Can Pascal’s Wager be applied to living with faith about following  one’s dreams? That is not as easy because living with faith and  following one’s dreams, particularly when it comes to writing, involves  taking risks and does not necessarily involve losing nothing. Indeed if  one were to go ‘all in’ with total faith, this could involve quitting  one’s day job and writing full time. Most experienced writers would not  recommend this. Yet, mastering one’s craft and achieving success could  require this level of risk.

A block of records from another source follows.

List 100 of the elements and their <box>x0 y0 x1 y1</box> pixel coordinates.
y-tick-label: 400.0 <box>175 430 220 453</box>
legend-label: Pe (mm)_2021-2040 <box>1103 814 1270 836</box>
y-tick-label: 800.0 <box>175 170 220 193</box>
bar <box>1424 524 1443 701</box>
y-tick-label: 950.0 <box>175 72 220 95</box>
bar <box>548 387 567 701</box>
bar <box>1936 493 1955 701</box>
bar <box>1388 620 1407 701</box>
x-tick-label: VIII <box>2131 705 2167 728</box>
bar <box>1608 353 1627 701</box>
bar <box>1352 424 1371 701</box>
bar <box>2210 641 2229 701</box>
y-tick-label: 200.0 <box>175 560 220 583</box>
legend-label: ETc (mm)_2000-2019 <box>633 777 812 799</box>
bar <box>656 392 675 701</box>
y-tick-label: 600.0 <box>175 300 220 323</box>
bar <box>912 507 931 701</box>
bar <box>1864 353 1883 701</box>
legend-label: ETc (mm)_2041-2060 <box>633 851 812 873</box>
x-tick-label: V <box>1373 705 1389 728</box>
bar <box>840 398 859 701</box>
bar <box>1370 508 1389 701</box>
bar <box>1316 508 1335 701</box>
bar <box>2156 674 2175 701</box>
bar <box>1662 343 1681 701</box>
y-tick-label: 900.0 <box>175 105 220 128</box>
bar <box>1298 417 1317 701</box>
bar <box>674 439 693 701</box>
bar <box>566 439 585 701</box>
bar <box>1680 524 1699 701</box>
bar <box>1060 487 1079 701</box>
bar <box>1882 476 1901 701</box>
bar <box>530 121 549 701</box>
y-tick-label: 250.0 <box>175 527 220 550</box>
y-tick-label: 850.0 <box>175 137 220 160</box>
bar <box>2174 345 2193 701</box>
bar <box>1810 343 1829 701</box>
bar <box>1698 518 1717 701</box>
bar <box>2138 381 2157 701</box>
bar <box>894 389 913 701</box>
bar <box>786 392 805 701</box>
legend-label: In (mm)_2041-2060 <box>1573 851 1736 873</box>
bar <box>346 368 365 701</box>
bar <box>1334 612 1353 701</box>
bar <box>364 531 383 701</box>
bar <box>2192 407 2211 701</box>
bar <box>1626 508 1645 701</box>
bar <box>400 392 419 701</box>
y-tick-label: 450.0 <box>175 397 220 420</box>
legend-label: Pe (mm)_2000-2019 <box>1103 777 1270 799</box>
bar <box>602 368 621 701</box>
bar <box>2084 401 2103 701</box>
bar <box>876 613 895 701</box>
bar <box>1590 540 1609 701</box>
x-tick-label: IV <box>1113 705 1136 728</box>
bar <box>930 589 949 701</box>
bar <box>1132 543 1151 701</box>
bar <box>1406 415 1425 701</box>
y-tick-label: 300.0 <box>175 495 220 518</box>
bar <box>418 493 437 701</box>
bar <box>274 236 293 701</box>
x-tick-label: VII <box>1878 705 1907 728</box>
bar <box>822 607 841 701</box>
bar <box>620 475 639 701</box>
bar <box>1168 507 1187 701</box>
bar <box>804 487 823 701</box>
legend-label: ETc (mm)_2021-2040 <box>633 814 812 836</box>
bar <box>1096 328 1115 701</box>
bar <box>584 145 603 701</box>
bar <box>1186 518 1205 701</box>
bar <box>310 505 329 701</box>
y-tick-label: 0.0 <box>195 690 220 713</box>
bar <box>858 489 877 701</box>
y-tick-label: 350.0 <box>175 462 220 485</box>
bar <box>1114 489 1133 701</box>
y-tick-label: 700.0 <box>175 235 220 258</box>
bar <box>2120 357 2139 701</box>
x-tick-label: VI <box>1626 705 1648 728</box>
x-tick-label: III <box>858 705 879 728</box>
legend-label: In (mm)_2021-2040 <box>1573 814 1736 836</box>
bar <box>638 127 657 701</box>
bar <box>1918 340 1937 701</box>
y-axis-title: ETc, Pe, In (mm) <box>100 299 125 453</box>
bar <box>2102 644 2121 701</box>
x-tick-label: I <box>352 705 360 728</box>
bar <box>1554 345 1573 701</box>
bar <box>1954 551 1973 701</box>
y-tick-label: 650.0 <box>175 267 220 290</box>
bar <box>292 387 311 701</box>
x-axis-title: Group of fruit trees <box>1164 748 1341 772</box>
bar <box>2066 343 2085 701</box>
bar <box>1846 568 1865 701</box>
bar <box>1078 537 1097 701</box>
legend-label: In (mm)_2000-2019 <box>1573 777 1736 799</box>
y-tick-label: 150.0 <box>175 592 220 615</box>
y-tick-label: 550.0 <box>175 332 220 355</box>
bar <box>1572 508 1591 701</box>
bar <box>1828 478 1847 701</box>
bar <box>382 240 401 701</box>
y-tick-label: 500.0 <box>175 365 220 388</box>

We hear about the writers that were rejected countless times before  their work found an audience and vaulted the writer to success. We also  hear about writers who diligently wrote at night or early in the morning  because they held full-time jobs. These examples are held out by  writers time and time again as the basis for faith and hope. But we  don’t hear about the writers who were rejected countless times and never  had their work accepted, or the writers who had breakdowns from  overwork, or the writers who ended up divorced because they neglected  their spouse.

Most of the time I just dip my toe in the pool of faith in following my dreams. I keep my day job, but write with moderate hope. The signposts that my husband refers to are far apart and hard to read. Good signposts hold my faith just above the ground on gossamer strings: moderate interest from an agent, a friend or relative telling me that  they loved my novel and could not put it down, particular tarot cards,  wonderful supportive writing friends, strangers emailing to say that  they appreciate my writing.

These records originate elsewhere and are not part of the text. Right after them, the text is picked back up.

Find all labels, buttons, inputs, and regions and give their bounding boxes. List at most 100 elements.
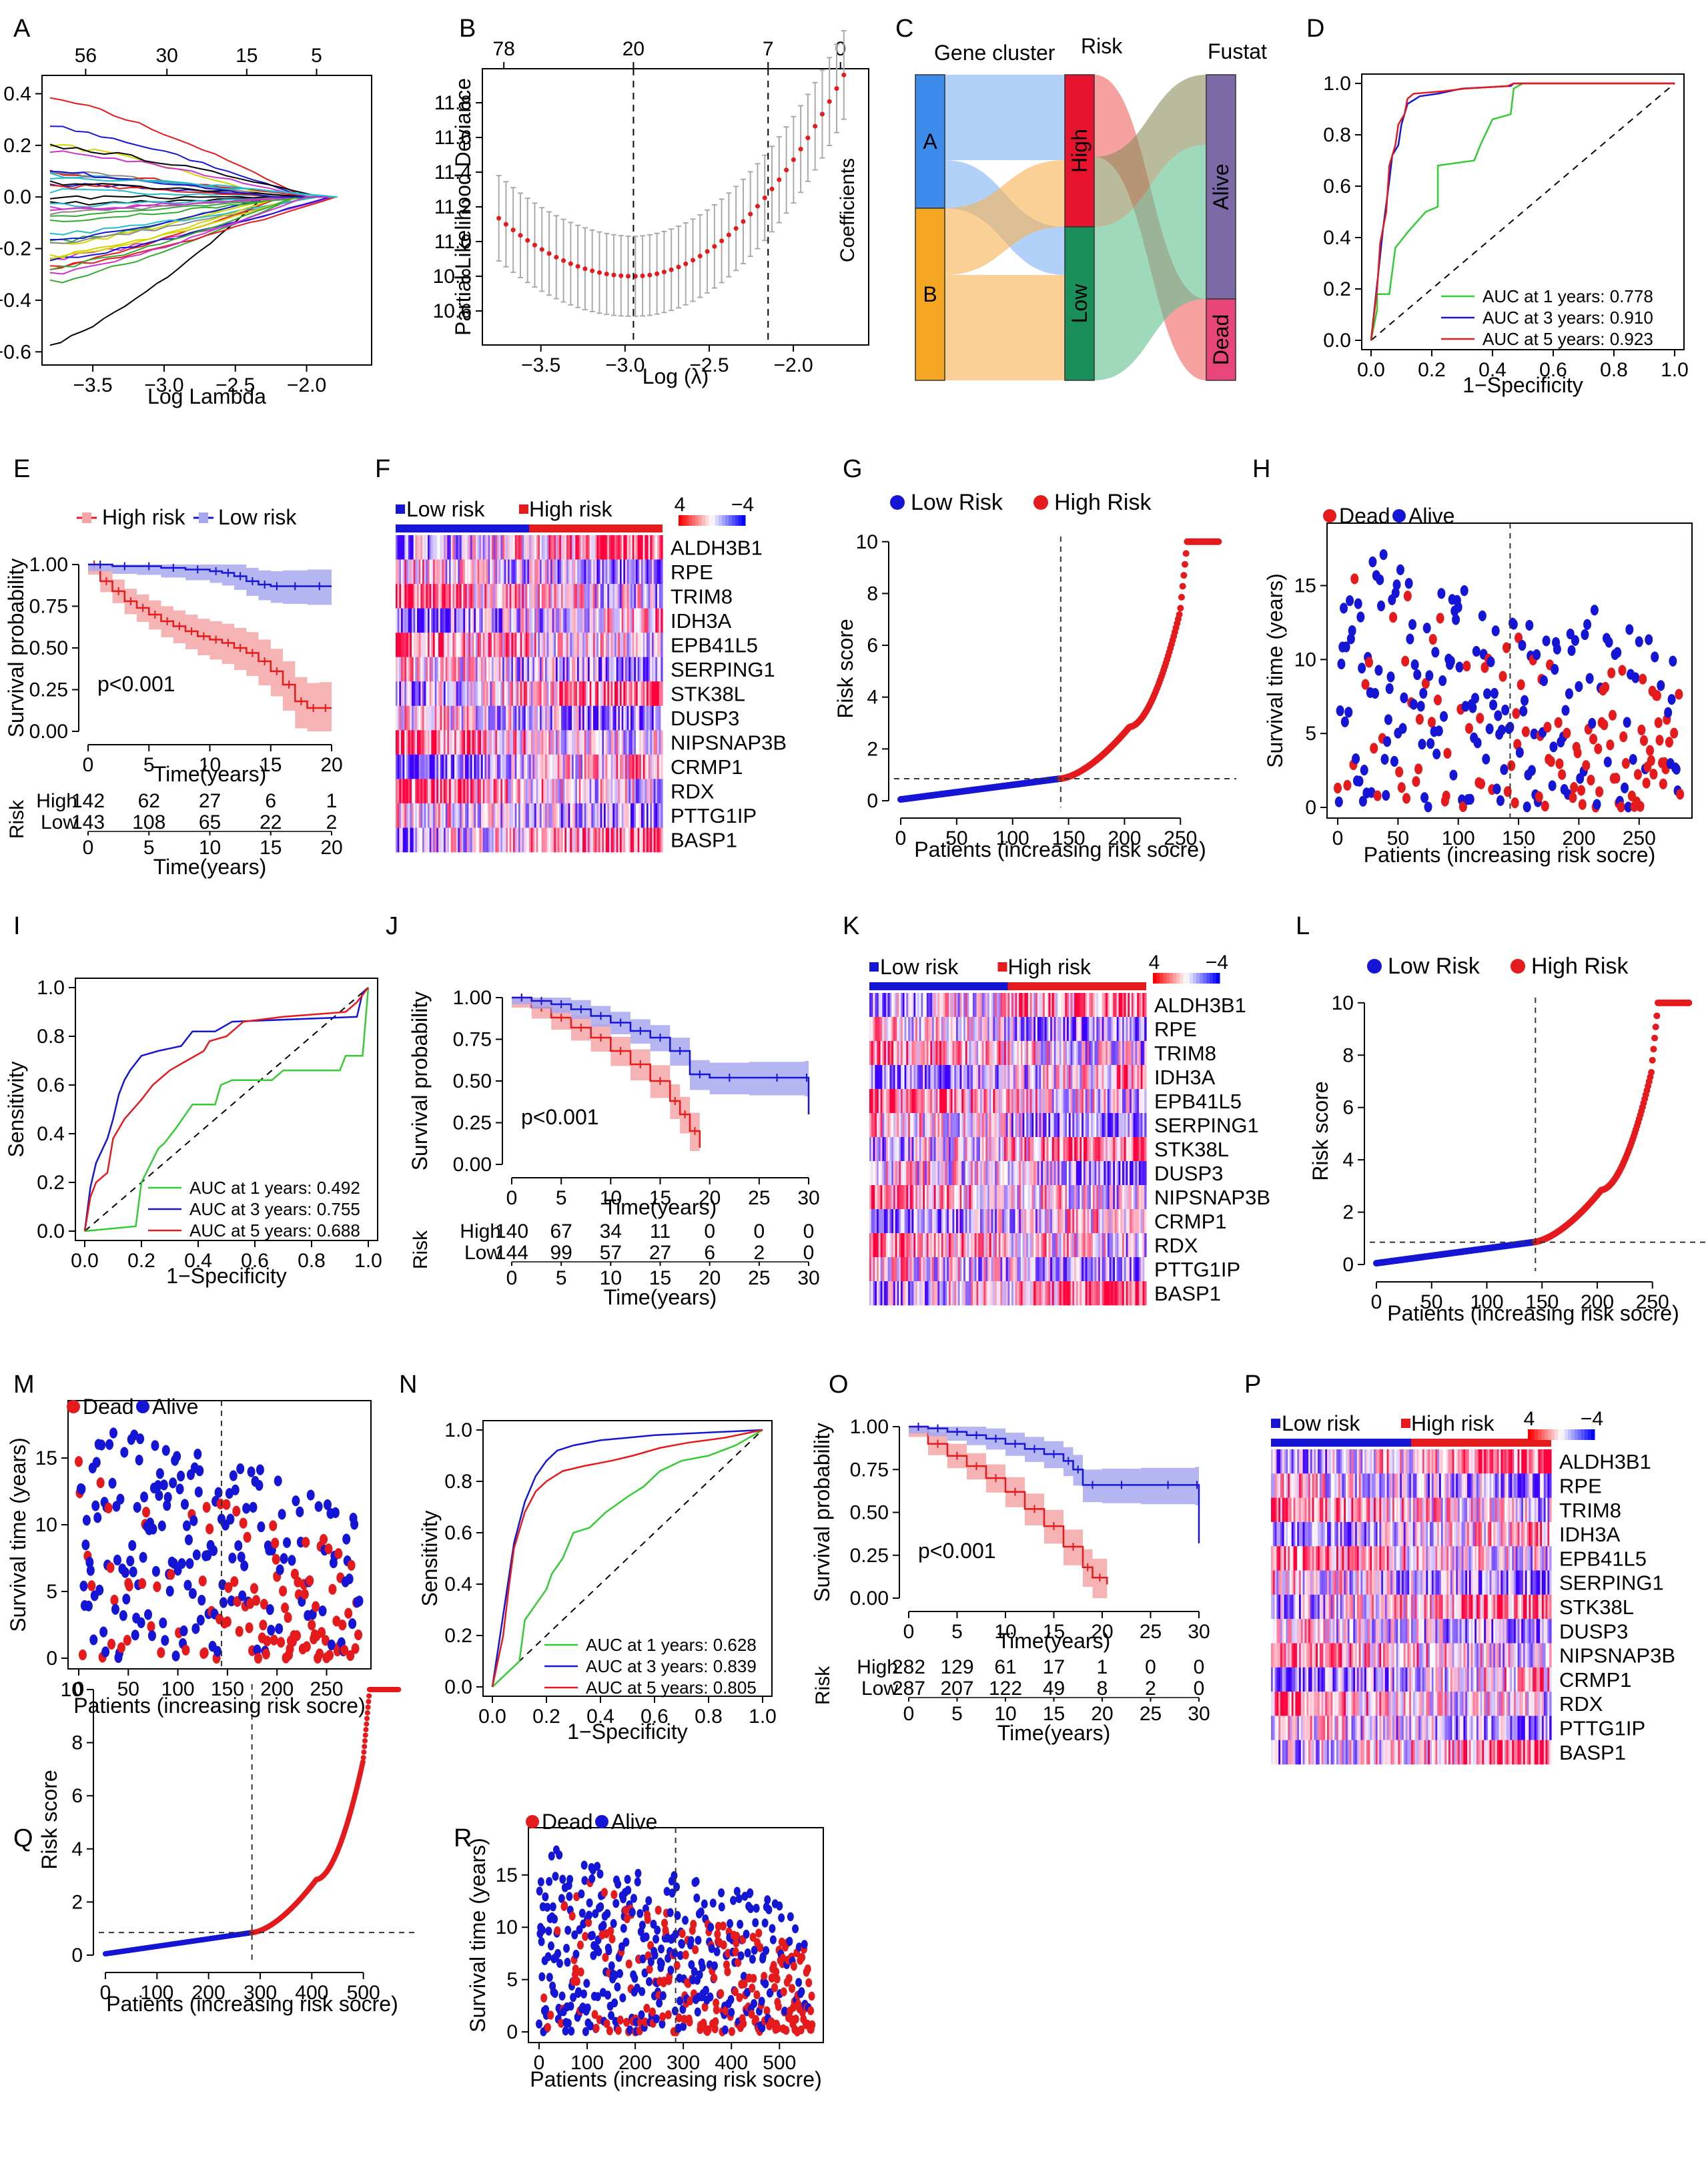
- panel-K-heatmap-cell: [1009, 993, 1012, 1018]
- panel-F-heatmap-cell: [524, 705, 526, 731]
- panel-K-heatmap-cell: [1087, 1065, 1090, 1090]
- panel-F-heatmap-cell: [498, 657, 501, 682]
- panel-K-heatmap-cell: [917, 993, 920, 1018]
- panel-P-heatmap-cell: [1452, 1449, 1454, 1474]
- panel-F-heatmap-cell: [575, 608, 578, 633]
- panel-F-heatmap-cell: [524, 681, 526, 706]
- panel-F-heatmap-cell: [546, 535, 549, 560]
- panel-K-heatmap-cell: [1019, 1041, 1021, 1066]
- panel-F-heatmap-cell: [418, 803, 421, 828]
- panel-P-heatmap-cell: [1478, 1473, 1481, 1498]
- panel-K-heatmap-cell: [1138, 1089, 1142, 1114]
- panel-F-heatmap-cell: [552, 681, 554, 706]
- panel-P-heatmap-cell: [1375, 1473, 1378, 1498]
- panel-K-heatmap-cell: [1116, 1041, 1120, 1066]
- panel-K-heatmap-cell: [1009, 1113, 1012, 1138]
- panel-K-heatmap-cell: [1140, 993, 1144, 1018]
- panel-F-heatmap-cell: [529, 730, 532, 755]
- panel-K-heatmap-cell: [1017, 1161, 1019, 1186]
- panel-K-heatmap-cell: [878, 1041, 881, 1066]
- panel-F-heatmap-cell: [447, 535, 450, 560]
- panel-K-heatmap-cell: [1002, 993, 1005, 1018]
- panel-K-heatmap-cell: [889, 993, 892, 1018]
- panel-F-heatmap-cell: [458, 681, 460, 706]
- panel-F-heatmap-cell: [618, 779, 620, 804]
- panel-F-heatmap-cell: [586, 803, 588, 828]
- panel-F-heatmap-cell: [438, 584, 441, 609]
- panel-F-heatmap-cell: [482, 754, 485, 779]
- panel-K-heatmap-cell: [1026, 993, 1029, 1018]
- panel-K-heatmap-cell: [1131, 1017, 1134, 1042]
- panel-F-heatmap-cell: [506, 681, 508, 706]
- panel-K-heatmap-cell: [985, 1281, 988, 1306]
- panel-K-heatmap-cell: [1133, 993, 1136, 1018]
- panel-A-coefficient-path: [49, 196, 328, 271]
- panel-F-heatmap-cell: [406, 681, 409, 706]
- panel-K-heatmap-cell: [921, 1185, 923, 1210]
- panel-K-heatmap-cell: [1128, 1137, 1130, 1162]
- panel-F-heatmap-cell: [634, 827, 636, 853]
- panel-A-top-tick-label: 56: [75, 45, 97, 67]
- panel-F-heatmap-cell: [402, 535, 405, 560]
- panel-K-heatmap-cell: [1113, 1281, 1116, 1306]
- panel-F-heatmap-cell: [536, 681, 538, 706]
- panel-F-heatmap-cell: [580, 779, 583, 804]
- panel-D-y-tick-label: 0.8: [1323, 124, 1351, 146]
- panel-K-heatmap-cell: [904, 1041, 907, 1066]
- panel-P-heatmap-cell: [1519, 1449, 1522, 1474]
- panel-P-heatmap-cell: [1362, 1449, 1365, 1474]
- panel-F-heatmap-cell: [461, 779, 464, 804]
- panel-F-heatmap-cell: [397, 584, 400, 609]
- panel-F-heatmap-cell: [397, 681, 400, 706]
- panel-F-heatmap-cell: [557, 705, 560, 731]
- panel-F-heatmap-cell: [477, 657, 480, 682]
- panel-K-heatmap-cell: [1065, 1065, 1068, 1090]
- panel-K-heatmap-cell: [891, 1209, 894, 1234]
- panel-F-heatmap-cell: [444, 584, 446, 609]
- panel-F-heatmap-cell: [628, 730, 631, 755]
- panel-K-heatmap-cell: [1106, 1281, 1108, 1306]
- panel-F-heatmap-cell: [536, 584, 538, 609]
- panel-F-heatmap-cell: [650, 535, 653, 560]
- panel-F-color-scale-step: [725, 515, 729, 526]
- panel-F-heatmap-cell: [534, 827, 537, 853]
- panel-I-y-tick-label: 0.8: [37, 1026, 65, 1048]
- panel-B-deviance-point: [669, 267, 674, 272]
- panel-K-heatmap-cell: [915, 1233, 918, 1258]
- panel-F-heatmap-cell: [516, 535, 519, 560]
- panel-K-heatmap-cell: [917, 1185, 920, 1210]
- panel-K-heatmap-cell: [906, 1209, 909, 1234]
- panel-F-heatmap-cell: [564, 827, 567, 853]
- panel-F-heatmap-cell: [433, 559, 436, 585]
- panel-K-heatmap-cell: [884, 1065, 887, 1090]
- panel-K-heatmap-cell: [869, 1113, 872, 1138]
- panel-K-heatmap-cell: [991, 1281, 993, 1306]
- panel-K-heatmap-cell: [1007, 1209, 1010, 1234]
- panel-F-gene-label: STK38L: [671, 683, 745, 706]
- panel-K-heatmap-cell: [1104, 1161, 1106, 1186]
- panel-K-heatmap-cell: [923, 1113, 925, 1138]
- panel-F-heatmap-cell: [538, 608, 540, 633]
- panel-F-heatmap-cell: [493, 730, 496, 755]
- panel-K-heatmap-cell: [1142, 1113, 1145, 1138]
- panel-F-heatmap-cell: [436, 754, 439, 779]
- panel-F-heatmap-cell: [616, 633, 618, 657]
- panel-K-heatmap-cell: [947, 1281, 949, 1306]
- panel-K-heatmap-cell: [947, 1113, 949, 1138]
- panel-K-heatmap-cell: [1024, 1041, 1027, 1066]
- panel-F-heatmap-cell: [527, 705, 530, 731]
- panel-K-heatmap-cell: [1096, 1017, 1099, 1042]
- panel-K-heatmap-cell: [880, 1161, 883, 1186]
- panel-K-heatmap-cell: [1005, 1065, 1009, 1090]
- panel-F-heatmap-cell: [626, 535, 629, 560]
- panel-F-heatmap-cell: [636, 584, 638, 609]
- panel-K-heatmap-cell: [1133, 1113, 1136, 1138]
- panel-K-heatmap-cell: [930, 1041, 933, 1066]
- panel-F-heatmap-cell: [577, 779, 580, 804]
- panel-K-heatmap-cell: [1126, 1137, 1128, 1162]
- panel-K-heatmap-cell: [1089, 1209, 1092, 1234]
- panel-K-heatmap-cell: [923, 993, 925, 1018]
- panel-F-heatmap-cell: [647, 827, 649, 853]
- panel-F-heatmap-cell: [580, 730, 583, 755]
- panel-F-heatmap-cell: [623, 633, 626, 657]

Bad signposts dash that faith to the ground: critiques of  chapters that I do not agree with, offers of more contract work in my  day job (surely I a sign that is what I should be doing), successes of  other writer friends, not hearing from agents, or publishers, or  literary journals, friends asking (with good intentions) when the book  is going to be published, 22 more reasons to stop writing, and the  knowledge of how people live in many other parts of the world and the  fact that I should be grateful, so grateful, to have the life that I do.

Faith may be my word for 2012 because 2012 may be the year that faith and I are finally going to have it out. I hope faith wins.